A ball of mass `m` is droppped from a height `h` on a platform fixed at the top of a vertical spring. The platform is depressed by a distance `x`. What is the spring constant `K`?

To find the spring constant \( K \) when a ball of mass \( m \) is dropped from a height \( h \) onto a platform fixed at the top of a vertical spring, which is depressed by a distance \( x \), we can use the principle of conservation of energy. ### Step-by-Step Solution: 1. **Identify the energies involved**: When the ball is dropped from height \( h \), it possesses gravitational potential energy given by: \[ PE_{\text{initial}} = mgh \] As the ball falls, this potential energy is converted into kinetic energy and then into the potential energy of the spring when the spring is compressed by distance \( x \). 2. **Calculate the total potential energy at maximum compression**: At the point of maximum compression of the spring, the total distance fallen by the ball is \( h + x \).
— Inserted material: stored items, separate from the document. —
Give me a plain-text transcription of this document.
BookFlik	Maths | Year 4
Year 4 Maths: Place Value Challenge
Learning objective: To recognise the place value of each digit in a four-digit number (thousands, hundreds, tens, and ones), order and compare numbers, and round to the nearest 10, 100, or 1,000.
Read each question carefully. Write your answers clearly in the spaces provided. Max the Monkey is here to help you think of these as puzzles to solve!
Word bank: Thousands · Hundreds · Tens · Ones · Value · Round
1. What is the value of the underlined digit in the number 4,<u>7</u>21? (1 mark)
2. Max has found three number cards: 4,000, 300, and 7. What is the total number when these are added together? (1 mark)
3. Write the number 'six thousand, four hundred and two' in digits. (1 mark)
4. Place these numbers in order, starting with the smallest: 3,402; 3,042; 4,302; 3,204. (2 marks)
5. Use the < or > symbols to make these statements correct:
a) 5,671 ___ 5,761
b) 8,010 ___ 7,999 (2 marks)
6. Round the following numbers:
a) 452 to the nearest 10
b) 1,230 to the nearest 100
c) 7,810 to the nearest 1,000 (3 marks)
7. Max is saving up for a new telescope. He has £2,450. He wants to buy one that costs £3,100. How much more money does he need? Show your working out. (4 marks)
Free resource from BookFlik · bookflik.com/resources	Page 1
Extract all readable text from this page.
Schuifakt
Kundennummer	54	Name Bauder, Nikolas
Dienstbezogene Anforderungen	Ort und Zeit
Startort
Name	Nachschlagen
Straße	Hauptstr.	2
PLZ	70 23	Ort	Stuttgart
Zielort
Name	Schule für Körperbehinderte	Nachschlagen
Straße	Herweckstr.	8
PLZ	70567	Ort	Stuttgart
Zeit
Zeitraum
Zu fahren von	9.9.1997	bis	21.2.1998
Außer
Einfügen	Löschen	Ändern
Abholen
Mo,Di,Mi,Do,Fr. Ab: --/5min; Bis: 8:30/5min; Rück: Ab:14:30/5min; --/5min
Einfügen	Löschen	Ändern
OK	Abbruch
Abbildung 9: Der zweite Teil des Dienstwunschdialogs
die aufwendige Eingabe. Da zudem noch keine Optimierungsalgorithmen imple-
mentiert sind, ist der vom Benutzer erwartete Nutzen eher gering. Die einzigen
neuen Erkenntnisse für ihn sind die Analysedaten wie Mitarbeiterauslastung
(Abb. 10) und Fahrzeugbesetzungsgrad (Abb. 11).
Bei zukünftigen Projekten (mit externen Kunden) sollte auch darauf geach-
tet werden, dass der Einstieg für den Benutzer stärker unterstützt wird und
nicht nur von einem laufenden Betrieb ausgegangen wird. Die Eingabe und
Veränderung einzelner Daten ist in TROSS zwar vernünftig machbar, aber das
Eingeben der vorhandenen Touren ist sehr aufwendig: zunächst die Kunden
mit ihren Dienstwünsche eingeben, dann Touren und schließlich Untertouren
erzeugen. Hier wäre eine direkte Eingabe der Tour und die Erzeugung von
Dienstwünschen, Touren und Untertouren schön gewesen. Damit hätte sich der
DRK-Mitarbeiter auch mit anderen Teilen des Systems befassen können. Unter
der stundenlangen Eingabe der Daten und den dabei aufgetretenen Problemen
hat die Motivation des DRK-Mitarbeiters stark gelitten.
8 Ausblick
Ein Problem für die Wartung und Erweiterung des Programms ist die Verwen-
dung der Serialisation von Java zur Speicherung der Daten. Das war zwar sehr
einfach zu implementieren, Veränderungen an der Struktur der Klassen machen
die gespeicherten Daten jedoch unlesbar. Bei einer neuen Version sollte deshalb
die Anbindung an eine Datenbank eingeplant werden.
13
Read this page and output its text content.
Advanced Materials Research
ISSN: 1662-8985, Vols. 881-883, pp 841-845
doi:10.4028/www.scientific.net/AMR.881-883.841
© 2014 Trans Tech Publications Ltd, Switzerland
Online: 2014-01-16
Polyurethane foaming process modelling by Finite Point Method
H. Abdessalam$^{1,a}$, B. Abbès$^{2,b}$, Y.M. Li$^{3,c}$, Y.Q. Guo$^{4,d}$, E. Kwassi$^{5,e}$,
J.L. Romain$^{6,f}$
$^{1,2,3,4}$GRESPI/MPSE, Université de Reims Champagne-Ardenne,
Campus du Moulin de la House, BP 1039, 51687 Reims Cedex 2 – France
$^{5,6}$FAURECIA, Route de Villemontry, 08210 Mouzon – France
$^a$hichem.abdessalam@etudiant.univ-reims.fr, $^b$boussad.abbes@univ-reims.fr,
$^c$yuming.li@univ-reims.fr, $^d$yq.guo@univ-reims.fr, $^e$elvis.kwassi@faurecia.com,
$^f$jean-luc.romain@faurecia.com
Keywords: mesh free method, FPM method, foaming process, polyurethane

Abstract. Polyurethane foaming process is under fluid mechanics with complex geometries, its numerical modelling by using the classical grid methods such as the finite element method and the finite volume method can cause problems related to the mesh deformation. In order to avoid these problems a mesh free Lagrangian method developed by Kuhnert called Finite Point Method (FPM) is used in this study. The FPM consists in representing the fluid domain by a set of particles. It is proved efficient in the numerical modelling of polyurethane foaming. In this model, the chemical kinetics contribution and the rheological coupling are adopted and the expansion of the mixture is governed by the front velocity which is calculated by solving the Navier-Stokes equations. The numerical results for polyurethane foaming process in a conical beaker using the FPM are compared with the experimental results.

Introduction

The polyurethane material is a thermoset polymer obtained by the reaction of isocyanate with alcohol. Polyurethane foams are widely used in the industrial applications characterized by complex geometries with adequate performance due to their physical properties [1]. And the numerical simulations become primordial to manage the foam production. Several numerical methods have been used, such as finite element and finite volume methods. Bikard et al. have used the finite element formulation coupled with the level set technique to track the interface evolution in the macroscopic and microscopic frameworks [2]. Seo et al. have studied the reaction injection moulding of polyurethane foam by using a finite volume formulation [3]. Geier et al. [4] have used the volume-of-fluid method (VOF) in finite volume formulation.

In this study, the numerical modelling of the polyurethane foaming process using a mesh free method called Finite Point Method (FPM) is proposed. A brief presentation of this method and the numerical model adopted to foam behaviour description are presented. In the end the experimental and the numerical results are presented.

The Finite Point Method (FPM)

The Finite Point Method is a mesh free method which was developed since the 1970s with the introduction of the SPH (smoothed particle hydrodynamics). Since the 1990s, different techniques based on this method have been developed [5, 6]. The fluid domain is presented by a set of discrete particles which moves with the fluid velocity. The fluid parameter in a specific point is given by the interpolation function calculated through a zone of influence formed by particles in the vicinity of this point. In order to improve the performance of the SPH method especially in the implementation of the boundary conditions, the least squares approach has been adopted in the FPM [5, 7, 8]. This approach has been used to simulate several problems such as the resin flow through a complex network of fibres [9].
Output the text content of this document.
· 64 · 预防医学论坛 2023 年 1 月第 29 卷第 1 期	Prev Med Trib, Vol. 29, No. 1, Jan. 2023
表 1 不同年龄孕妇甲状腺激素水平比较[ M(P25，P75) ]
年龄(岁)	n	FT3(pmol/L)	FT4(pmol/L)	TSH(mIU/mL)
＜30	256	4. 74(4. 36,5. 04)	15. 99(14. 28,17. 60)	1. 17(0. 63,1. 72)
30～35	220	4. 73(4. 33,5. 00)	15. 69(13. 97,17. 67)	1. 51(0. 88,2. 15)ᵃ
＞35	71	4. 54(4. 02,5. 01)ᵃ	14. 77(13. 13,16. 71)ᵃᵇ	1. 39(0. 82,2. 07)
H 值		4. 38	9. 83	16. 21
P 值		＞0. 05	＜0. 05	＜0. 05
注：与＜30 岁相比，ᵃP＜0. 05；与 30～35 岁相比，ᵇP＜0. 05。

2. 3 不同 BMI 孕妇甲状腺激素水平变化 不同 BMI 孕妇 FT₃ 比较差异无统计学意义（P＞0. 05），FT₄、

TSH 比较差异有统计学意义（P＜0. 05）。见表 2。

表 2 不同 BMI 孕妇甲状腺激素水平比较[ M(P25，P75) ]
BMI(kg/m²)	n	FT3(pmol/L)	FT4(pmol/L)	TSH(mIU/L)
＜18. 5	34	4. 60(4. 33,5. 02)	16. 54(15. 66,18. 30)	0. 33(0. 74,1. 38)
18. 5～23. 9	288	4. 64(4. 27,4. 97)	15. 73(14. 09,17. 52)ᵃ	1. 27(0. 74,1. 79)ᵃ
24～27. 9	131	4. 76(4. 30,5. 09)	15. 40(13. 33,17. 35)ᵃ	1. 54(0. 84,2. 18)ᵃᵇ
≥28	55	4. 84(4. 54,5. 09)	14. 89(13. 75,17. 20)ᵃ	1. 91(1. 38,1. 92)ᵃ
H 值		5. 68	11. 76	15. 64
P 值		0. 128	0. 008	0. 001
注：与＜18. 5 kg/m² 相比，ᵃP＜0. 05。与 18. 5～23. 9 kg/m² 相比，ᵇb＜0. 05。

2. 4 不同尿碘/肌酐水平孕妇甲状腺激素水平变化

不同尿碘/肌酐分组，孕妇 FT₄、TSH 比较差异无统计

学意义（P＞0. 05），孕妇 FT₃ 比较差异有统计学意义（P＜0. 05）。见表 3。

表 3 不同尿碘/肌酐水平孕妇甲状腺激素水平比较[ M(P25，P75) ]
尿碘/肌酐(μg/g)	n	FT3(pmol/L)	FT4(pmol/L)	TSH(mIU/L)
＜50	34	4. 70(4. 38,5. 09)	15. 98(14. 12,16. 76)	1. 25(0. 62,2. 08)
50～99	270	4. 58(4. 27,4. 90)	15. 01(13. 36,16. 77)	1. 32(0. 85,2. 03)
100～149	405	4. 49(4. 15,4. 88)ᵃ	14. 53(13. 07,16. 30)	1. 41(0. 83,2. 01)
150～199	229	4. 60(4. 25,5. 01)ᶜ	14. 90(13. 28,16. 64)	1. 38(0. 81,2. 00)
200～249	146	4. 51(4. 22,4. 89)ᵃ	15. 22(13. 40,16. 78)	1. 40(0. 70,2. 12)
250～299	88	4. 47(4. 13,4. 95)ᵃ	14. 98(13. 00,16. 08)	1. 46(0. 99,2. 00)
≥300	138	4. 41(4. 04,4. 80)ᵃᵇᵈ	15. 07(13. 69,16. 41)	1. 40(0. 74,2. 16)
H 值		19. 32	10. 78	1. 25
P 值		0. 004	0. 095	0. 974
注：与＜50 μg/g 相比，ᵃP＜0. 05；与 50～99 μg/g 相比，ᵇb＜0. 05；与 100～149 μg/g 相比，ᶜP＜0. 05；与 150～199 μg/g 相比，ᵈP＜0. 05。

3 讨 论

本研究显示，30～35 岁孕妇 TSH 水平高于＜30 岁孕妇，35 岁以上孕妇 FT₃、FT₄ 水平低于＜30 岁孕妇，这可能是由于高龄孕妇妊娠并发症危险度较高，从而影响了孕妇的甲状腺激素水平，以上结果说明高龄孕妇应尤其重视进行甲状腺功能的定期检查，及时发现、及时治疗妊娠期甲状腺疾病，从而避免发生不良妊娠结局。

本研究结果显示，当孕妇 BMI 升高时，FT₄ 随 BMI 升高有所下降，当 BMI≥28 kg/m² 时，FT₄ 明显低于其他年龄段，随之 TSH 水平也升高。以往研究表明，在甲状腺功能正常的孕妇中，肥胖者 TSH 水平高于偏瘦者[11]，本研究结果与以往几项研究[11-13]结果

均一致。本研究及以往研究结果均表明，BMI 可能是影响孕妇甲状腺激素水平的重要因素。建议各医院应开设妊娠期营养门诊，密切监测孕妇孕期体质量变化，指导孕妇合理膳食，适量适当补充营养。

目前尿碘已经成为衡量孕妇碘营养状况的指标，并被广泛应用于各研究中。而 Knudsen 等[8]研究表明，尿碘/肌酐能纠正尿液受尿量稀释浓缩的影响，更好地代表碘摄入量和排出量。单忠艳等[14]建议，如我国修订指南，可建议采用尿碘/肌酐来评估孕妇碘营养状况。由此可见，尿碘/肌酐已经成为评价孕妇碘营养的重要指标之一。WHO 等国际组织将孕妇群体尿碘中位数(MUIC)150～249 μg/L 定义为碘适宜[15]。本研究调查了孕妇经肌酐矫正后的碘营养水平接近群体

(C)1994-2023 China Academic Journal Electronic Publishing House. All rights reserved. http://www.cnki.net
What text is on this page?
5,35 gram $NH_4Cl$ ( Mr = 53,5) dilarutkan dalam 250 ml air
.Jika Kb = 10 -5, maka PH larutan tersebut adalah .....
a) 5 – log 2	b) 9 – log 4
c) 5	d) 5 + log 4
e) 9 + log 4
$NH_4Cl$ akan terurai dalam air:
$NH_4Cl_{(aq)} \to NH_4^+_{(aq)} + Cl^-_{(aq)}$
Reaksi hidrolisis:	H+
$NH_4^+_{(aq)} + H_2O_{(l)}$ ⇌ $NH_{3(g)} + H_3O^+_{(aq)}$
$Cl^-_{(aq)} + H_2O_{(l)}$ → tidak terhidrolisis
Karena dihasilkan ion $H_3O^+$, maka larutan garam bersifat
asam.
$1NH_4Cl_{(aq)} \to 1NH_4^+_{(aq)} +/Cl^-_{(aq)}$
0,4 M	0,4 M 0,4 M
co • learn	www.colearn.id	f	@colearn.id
Therefore, the gravitational potential energy at this point is: \[ PE_{\text{total}} = mg(h + x) \] 3. **Calculate the potential energy stored in the spring**: The potential energy stored in the spring when it is compressed by distance \( x \) is given by: \[ PE_{\text{spring}} = \frac{1}{2} K x^2 \] 4. **Apply the conservation of energy principle**: According to the conservation of energy, the total gravitational potential energy lost by the ball will equal the potential energy stored in the spring: \[ mg(h + x) = \frac{1}{2} K x^2 \] 5. **Rearranging the equation to solve for \( K \)**: Rearranging the equation gives: \[ K x^2 = 2mg(h + x) \] Therefore, we can express \( K \) as: \[ K = \frac{2mg(h + x)}{x^2} \] ### Final Result: The spring constant \( K \) is given by: \[ K = \frac{2mg(h + x)}{x^2} \]